Trouble in Triplicate

The Massachusetts General Physicians Organization, too, has been making progress in its fight to control administrative costs, in part by participating in the kind of coordinated, systemwide approach that Toussaint craves. The New England Healthcare Electronic Data Interchange Network, or NEHEN, is funded by 54 hospitals and eight health plans and promotes electronic data exchanges among payers and providers. It’s a kind of information technology pipeline intended to streamline the flow of data among many regional entities while safeguarding patient privacy. Now, 10 years after it was established, more than 4.5 million health care “transactions”—including claims, referrals and verifications of insurance eligibility and benefits—pass through the NEHEN network each month.
“NEHEN has taken the whole issue of how to move bits and bytes between payers and providers to a pretty efficient level,” says Heffernan. Whereas before NEHEN it might have cost $5 to process an insurance eligibility transaction by hand, such exchanges today can happen electronically for “pennies per transaction,” says Sira Cormier, project manager for NEHEN in Waltham, Mass. (The MGPO now processes 93% of its claims electronically, compared with 75% just two years ago, and a much smaller proportion before that.)
NEHEN is one of the first examples of a health data exchange network now commonly known as a regional health information organization, or RHIO. Since 2004, when President Bush established the Office of the National Coordinator for Health Information Technology, the federal government has awarded more than $139 million in grants and contracts to create RHIOs as electronic hubs linking hospitals, physicians, insurers, pharmacies and laboratories. The intention was to create a free flow of medical records and administrative data within a geographic region. According to a Harvard University study, the federal government, states and private organizations have launched more than 145 RHIOs in recent years. But most have struggled to establish themselves, and only 20 have achieved even modest success, notes the study. Problems include building trust among members, choosing information technology criteria and creating a sustainable business model that will keep the RHIO going after initial funding dries up.
“The problem is that once you’ve seen one RHIO, you’ve seen one RHIO,” says Dan Rode, vice president of the American Health Information Management Association. “There’s just no uniformity. For this to work, members must be willing to give up something.” RHIOs in California, Colorado, Indiana, New York and other states, for example, have all adopted different strategies, governance models and electronic architectures, and in contrast to NEHEN, they’ve focused mainly on exchanging clinical rather than administrative data. “With clinical data exchange, it’s much harder to determine immediately whether you’re reducing costs,” Cormier says. “We started with a common goal—reducing costs—and administrative transactions gave us an easy target that made business sense.”
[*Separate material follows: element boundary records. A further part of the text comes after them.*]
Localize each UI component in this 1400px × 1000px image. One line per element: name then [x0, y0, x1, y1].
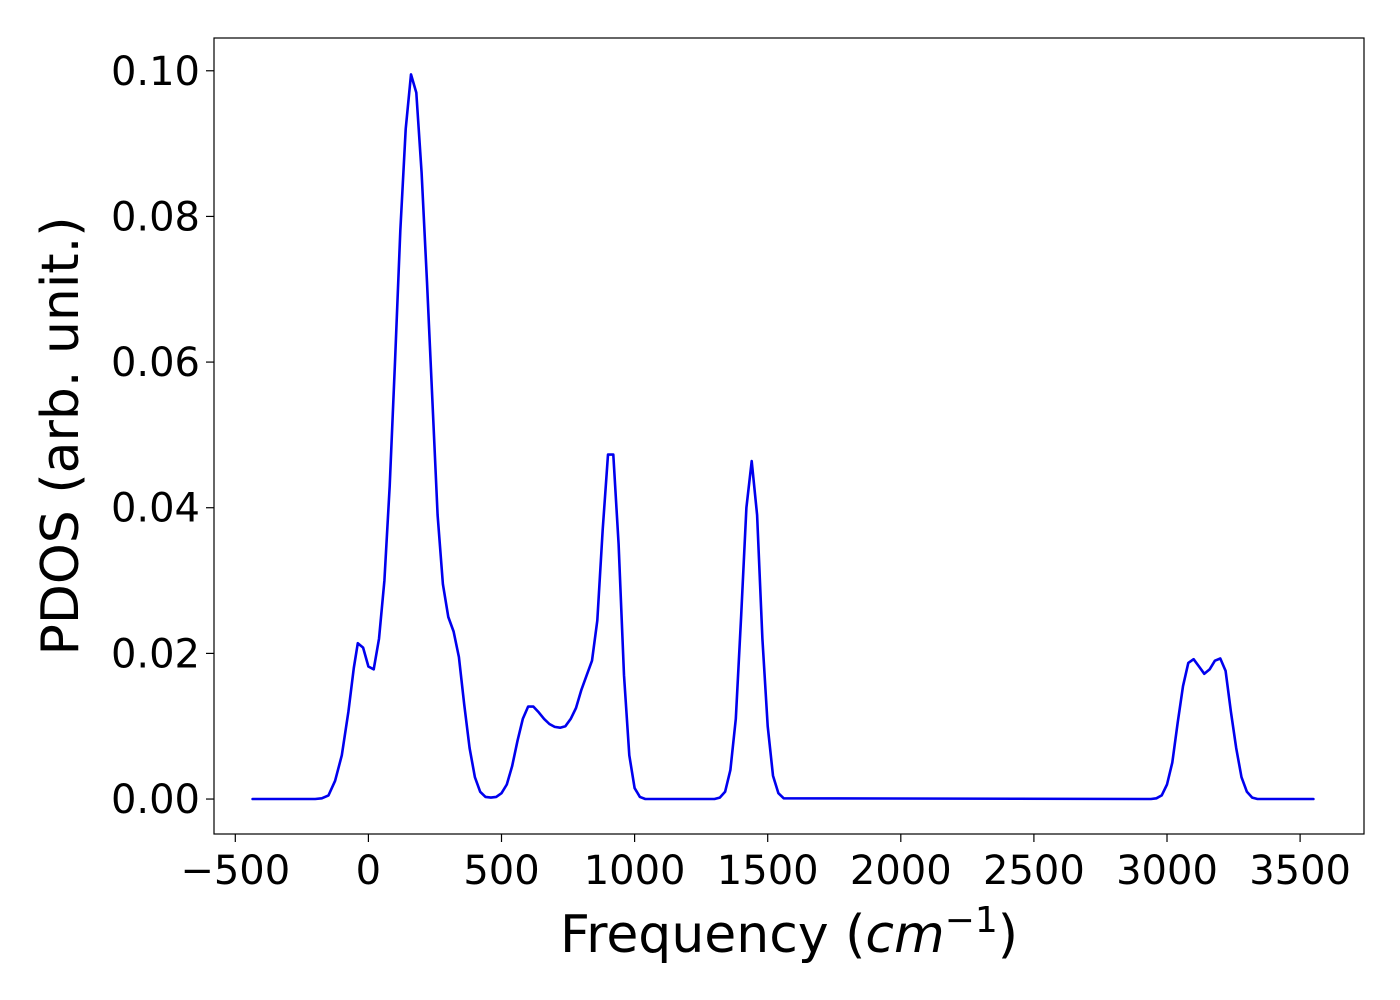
x-axis-label-unit: cm	[865, 905, 944, 965]
x-tick-label: 500	[463, 848, 539, 894]
x-tick-label: 3500	[1249, 848, 1351, 894]
x-tick-label: 0	[356, 848, 381, 894]
x-axis-label: Frequency (cm−1)	[560, 900, 1018, 965]
y-tick-label: 0.00	[111, 777, 200, 823]
x-tick-label: 1000	[584, 848, 686, 894]
y-tick-label: 0.02	[111, 631, 200, 677]
x-tick-label: 2500	[983, 848, 1085, 894]
x-tick-label: 2000	[850, 848, 952, 894]
y-tick-label: 0.10	[111, 49, 200, 95]
y-tick-label: 0.06	[111, 340, 200, 386]
x-axis-label-main: Frequency (	[560, 905, 865, 965]
y-axis-label: PDOS (arb. unit.)	[31, 216, 91, 655]
x-axis-label-exponent: −1	[945, 900, 998, 941]
plot-frame	[213, 37, 1365, 835]
x-tick-label: −500	[180, 848, 290, 894]
pdos-series-line	[251, 73, 1315, 801]
y-tick-label: 0.04	[111, 486, 200, 532]
x-axis-label-close: )	[998, 905, 1018, 965]
y-tick-label: 0.08	[111, 194, 200, 240]
x-tick-label: 3000	[1116, 848, 1218, 894]
ticks-layer: −500 0 500 1000 1500 2000 2500 3000 3500 0.00 0.02…	[111, 49, 1351, 894]
x-tick-label: 1500	[717, 848, 819, 894]
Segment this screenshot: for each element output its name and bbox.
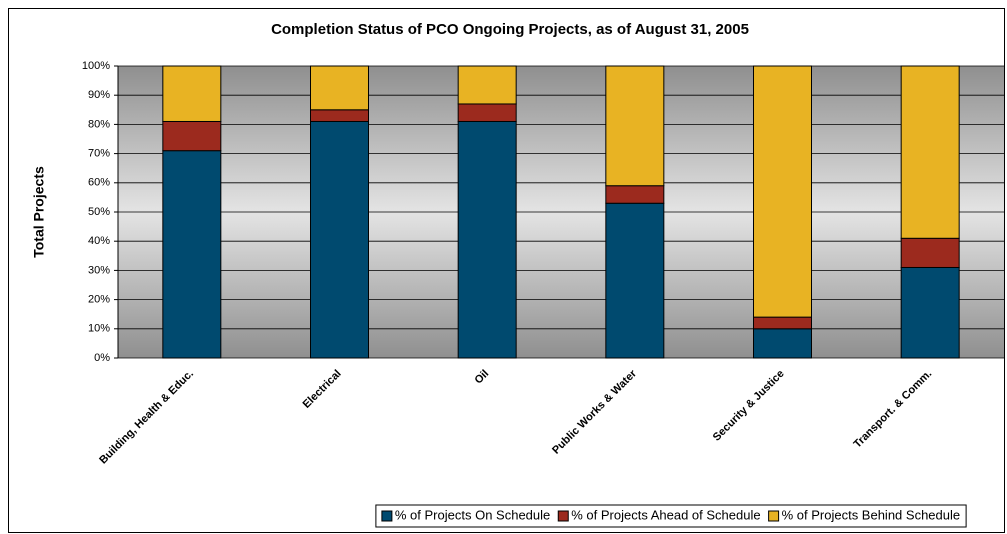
- y-tick-label: 20%: [88, 294, 110, 306]
- bar-segment: [753, 316, 812, 330]
- y-tick-label: 30%: [88, 264, 110, 276]
- bar-segment: [162, 120, 222, 152]
- legend: % of Projects On Schedule % of Projects A…: [375, 504, 967, 528]
- legend-label: % of Projects On Schedule: [395, 507, 550, 522]
- y-tick-label: 70%: [88, 148, 110, 160]
- legend-box: [375, 504, 967, 528]
- bar-segment: [605, 202, 665, 359]
- legend-swatch: [557, 510, 569, 522]
- bar-segment: [310, 65, 369, 111]
- legend-swatch: [381, 510, 393, 522]
- legend-label: % of Projects Behind Schedule: [782, 507, 961, 522]
- y-tick-label: 10%: [88, 323, 110, 335]
- bar-segment: [162, 150, 222, 359]
- bar-segment: [753, 328, 812, 359]
- bar-segment: [310, 120, 369, 359]
- y-tick-label: 80%: [88, 118, 110, 130]
- bar-segment: [457, 65, 517, 105]
- y-tick-label: 40%: [88, 235, 110, 247]
- bar-segment: [900, 266, 960, 359]
- bar-segment: [457, 103, 517, 122]
- y-tick-label: 100%: [82, 60, 110, 72]
- bar-segment: [900, 65, 960, 239]
- bar-segment: [605, 185, 665, 204]
- bar-segment: [310, 109, 369, 122]
- y-axis-label: Total Projects: [31, 166, 47, 258]
- legend-swatch: [768, 510, 780, 522]
- bar-segment: [900, 237, 960, 268]
- bar-segment: [457, 120, 517, 359]
- chart-title: Completion Status of PCO Ongoing Project…: [271, 21, 749, 38]
- legend-label: % of Projects Ahead of Schedule: [571, 507, 760, 522]
- bar-segment: [605, 65, 665, 187]
- y-tick-label: 60%: [88, 177, 110, 189]
- y-tick-label: 50%: [88, 206, 110, 218]
- bar-segment: [753, 65, 812, 318]
- y-tick-label: 90%: [88, 89, 110, 101]
- bar-segment: [162, 65, 222, 122]
- y-tick-label: 0%: [94, 352, 110, 364]
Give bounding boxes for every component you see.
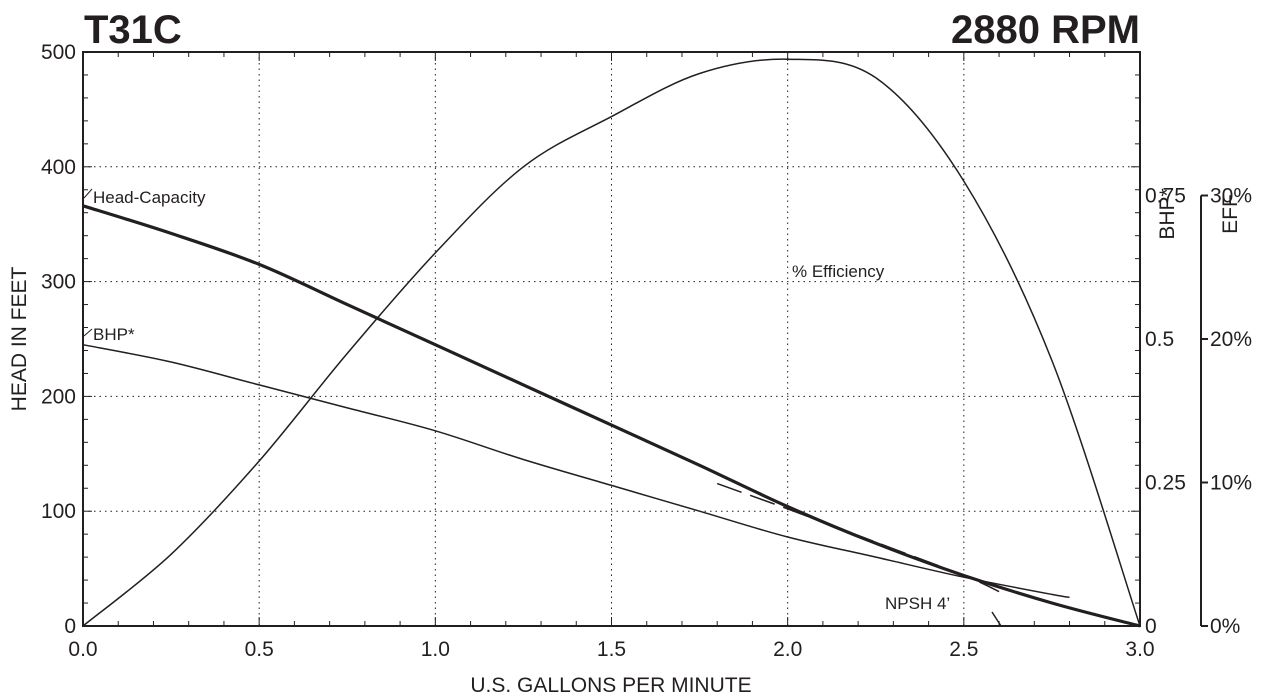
head-label-leader <box>83 188 93 199</box>
x-axis-title: U.S. GALLONS PER MINUTE <box>470 674 751 696</box>
series-line-npsh <box>716 482 1000 593</box>
eff-tick-label: 10% <box>1210 472 1252 495</box>
chart-title-model: T31C <box>84 8 182 52</box>
series-group <box>82 58 1141 628</box>
bhp-label-leader <box>83 328 93 337</box>
x-tick-label: 2.0 <box>773 638 802 661</box>
x-tick-label: 2.5 <box>949 638 978 661</box>
y-tick-labels: 0 100 200 300 400 500 <box>41 41 76 638</box>
series-line-bhp <box>82 343 1070 599</box>
x-tick-label: 1.5 <box>597 638 626 661</box>
annotation-head-capacity: Head-Capacity <box>93 188 206 207</box>
bhp-tick-label: 0.25 <box>1145 472 1186 495</box>
chart-title-rpm: 2880 RPM <box>951 8 1140 52</box>
series-line-efficiency <box>82 58 1141 627</box>
y-tick-label: 200 <box>41 385 76 408</box>
bhp-tick-labels: 0 0.25 0.5 0.75 <box>1145 185 1186 639</box>
annotation-bhp: BHP* <box>93 325 135 344</box>
x-tick-label: 0.0 <box>68 638 97 661</box>
eff-axis: 0% 10% 20% 30% <box>1200 185 1252 638</box>
y-tick-label: 500 <box>41 41 76 64</box>
x-tick-labels: 0.0 0.5 1.0 1.5 2.0 2.5 3.0 <box>68 638 1154 661</box>
y-tick-label: 300 <box>41 271 76 294</box>
npsh-label-leader <box>991 611 1002 627</box>
x-tick-label: 3.0 <box>1125 638 1154 661</box>
bhp-tick-label: 0.5 <box>1145 328 1174 351</box>
eff-tick-label: 30% <box>1210 185 1252 208</box>
grid-lines <box>83 52 1140 626</box>
bhp-tick-label: 0.75 <box>1145 185 1186 208</box>
y-tick-label: 100 <box>41 500 76 523</box>
y-tick-label: 400 <box>41 156 76 179</box>
x-tick-label: 1.0 <box>421 638 450 661</box>
y-axis-title: HEAD IN FEET <box>8 266 31 411</box>
bhp-axis-title: BHP* <box>1156 188 1179 239</box>
eff-tick-label: 0% <box>1210 615 1240 638</box>
annotation-efficiency: % Efficiency <box>792 262 885 281</box>
x-tick-label: 0.5 <box>245 638 274 661</box>
eff-axis-title: EFF <box>1219 194 1242 234</box>
annotation-npsh: NPSH 4’ <box>885 594 950 613</box>
y-tick-label: 0 <box>64 615 76 638</box>
bhp-tick-label: 0 <box>1145 615 1157 638</box>
plot-frame <box>82 51 1141 627</box>
eff-tick-label: 20% <box>1210 328 1252 351</box>
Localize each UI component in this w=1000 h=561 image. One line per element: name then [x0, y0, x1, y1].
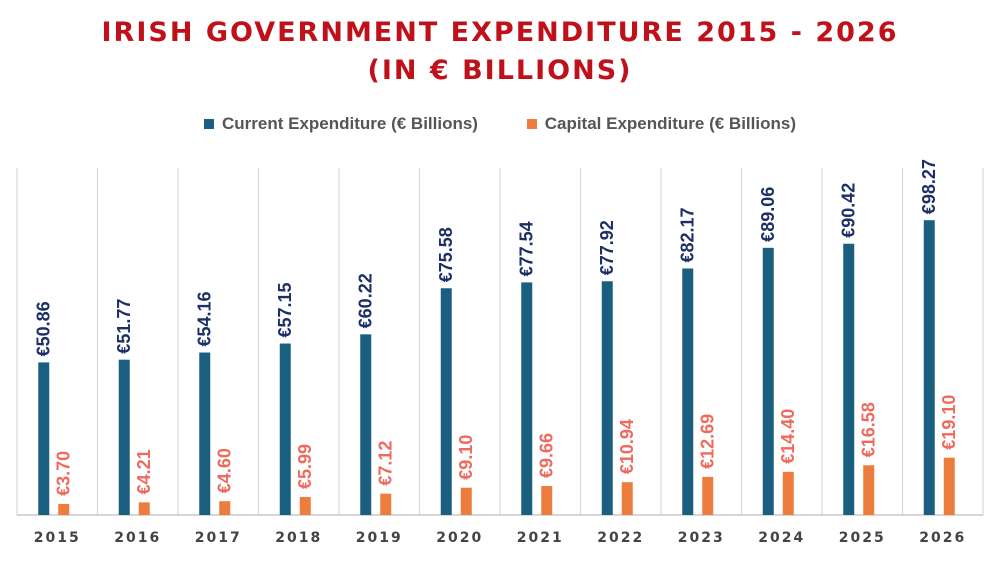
bar-current-2021 [521, 282, 533, 515]
x-tick-label-2026: 2026 [919, 530, 966, 546]
data-label-current-2020: €75.58 [436, 227, 456, 282]
bar-capital-2020 [460, 487, 472, 515]
data-label-current-2016: €51.77 [114, 299, 134, 354]
chart-title: IRISH GOVERNMENT EXPENDITURE 2015 - 2026… [0, 14, 1000, 90]
data-label-capital-2015: €3.70 [54, 451, 74, 496]
x-tick-label-2025: 2025 [839, 530, 886, 546]
data-label-capital-2026: €19.10 [939, 395, 959, 450]
bar-current-2025 [843, 243, 855, 516]
bar-current-2019 [360, 334, 372, 515]
data-label-capital-2023: €12.69 [698, 414, 718, 469]
x-tick-label-2018: 2018 [275, 530, 322, 546]
bar-current-2023 [682, 268, 694, 515]
legend-item-current: Current Expenditure (€ Billions) [204, 114, 478, 134]
bar-current-2022 [601, 281, 613, 515]
legend: Current Expenditure (€ Billions) Capital… [0, 114, 1000, 134]
data-label-current-2022: €77.92 [597, 220, 617, 275]
bar-current-2026 [923, 220, 935, 515]
bar-capital-2023 [702, 476, 714, 515]
x-tick-label-2021: 2021 [517, 530, 564, 546]
bar-capital-2015 [58, 503, 70, 515]
bar-current-2018 [279, 343, 291, 515]
bar-capital-2025 [863, 465, 875, 515]
chart-title-line-1: IRISH GOVERNMENT EXPENDITURE 2015 - 2026 [101, 17, 899, 48]
data-label-current-2026: €98.27 [919, 159, 939, 214]
data-label-capital-2017: €4.60 [215, 448, 235, 493]
chart-title-line-2: (IN € BILLIONS) [367, 55, 633, 86]
x-tick-label-2024: 2024 [758, 530, 805, 546]
x-tick-label-2017: 2017 [195, 530, 242, 546]
bar-capital-2021 [541, 486, 553, 515]
legend-swatch-capital [526, 118, 537, 129]
bar-capital-2024 [782, 471, 794, 515]
x-tick-label-2022: 2022 [597, 530, 644, 546]
data-label-capital-2021: €9.66 [537, 433, 557, 478]
x-tick-label-2023: 2023 [678, 530, 725, 546]
data-label-capital-2016: €4.21 [134, 449, 154, 494]
legend-label-current: Current Expenditure (€ Billions) [222, 114, 478, 133]
bar-current-2020 [440, 288, 452, 515]
bar-capital-2018 [299, 497, 311, 515]
data-label-current-2023: €82.17 [678, 207, 698, 262]
data-label-current-2025: €90.42 [839, 183, 859, 238]
bar-capital-2016 [138, 502, 150, 515]
bar-current-2024 [762, 247, 774, 515]
x-tick-label-2015: 2015 [34, 530, 81, 546]
data-label-current-2015: €50.86 [34, 301, 54, 356]
legend-item-capital: Capital Expenditure (€ Billions) [526, 114, 796, 134]
x-tick-label-2016: 2016 [114, 530, 161, 546]
bar-capital-2017 [219, 501, 231, 515]
data-label-current-2021: €77.54 [517, 221, 537, 276]
legend-swatch-current [204, 118, 214, 129]
x-tick-label-2019: 2019 [356, 530, 403, 546]
data-label-capital-2025: €16.58 [859, 402, 879, 457]
data-label-capital-2020: €9.10 [456, 435, 476, 480]
data-label-capital-2024: €14.40 [778, 409, 798, 464]
legend-label-capital: Capital Expenditure (€ Billions) [544, 114, 796, 133]
data-label-capital-2018: €5.99 [295, 444, 315, 489]
bar-current-2016 [118, 359, 130, 515]
data-label-current-2024: €89.06 [758, 187, 778, 242]
bar-current-2015 [38, 362, 50, 515]
data-label-capital-2022: €10.94 [617, 419, 637, 474]
bar-capital-2026 [943, 457, 955, 515]
data-label-current-2019: €60.22 [356, 273, 376, 328]
data-label-capital-2019: €7.12 [376, 441, 396, 486]
bar-capital-2022 [621, 482, 633, 515]
x-tick-label-2020: 2020 [436, 530, 483, 546]
bar-current-2017 [199, 352, 211, 515]
bar-capital-2019 [380, 493, 392, 515]
data-label-current-2017: €54.16 [195, 291, 215, 346]
data-label-current-2018: €57.15 [275, 282, 295, 337]
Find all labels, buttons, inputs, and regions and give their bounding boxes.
Another imperative is to educate physicians about how much their supplies and equipment cost; otherwise, not knowing what the facility already has or which vendor may offer the best price, they may inadvertently inflate expenses, says Joe Lavelle, executive vice president of the Medical Center of Central Georgia in Macon. At the MCCG’s electrophysiology lab, which treats heart rhythm problems, supply costs had been higher than those of other hospitals handling similar patient volume and case severity for those procedures. But by sharing cost and utilization information with its electrophysiologists and cardiologists, the heart center has saved more than $1.7 million during the past year. The MCCG also implemented an ordering and management system that generates and processes physician requests electronically, allowing administrators to negotiate efficiently with suppliers. Now other cardiology services are following suit.
Yet even such coordinated efforts may not be enough to overcome the tendency, within a large organization, of different departments to adopt their own systems, software and protocols. “You’ll go in and find a wide variety of equipment, and of types and versions of application software,” says Mel Van Howe, a principal at the Copperwood Group, a Novi, Mich., consulting firm.
Such disarray inevitably leads to inefficiency and higher costs. One solution, which some 10% of the nation’s hospitals have adopted, is to put their entire electronic infrastructure in the hands of an outside expert. For example, Princeton HealthCare System, a central New Jersey group that runs a 300-bed teaching hospital as well as psychiatric and long-term care facilities, is in the third year of a five-year IT outsourcing contract among whose goals is to implement a clinical information system across all of the group’s hospitals and other facilities. When the contract is successfully completed, electronic patient records will be available instantly throughout the system, improving patient care.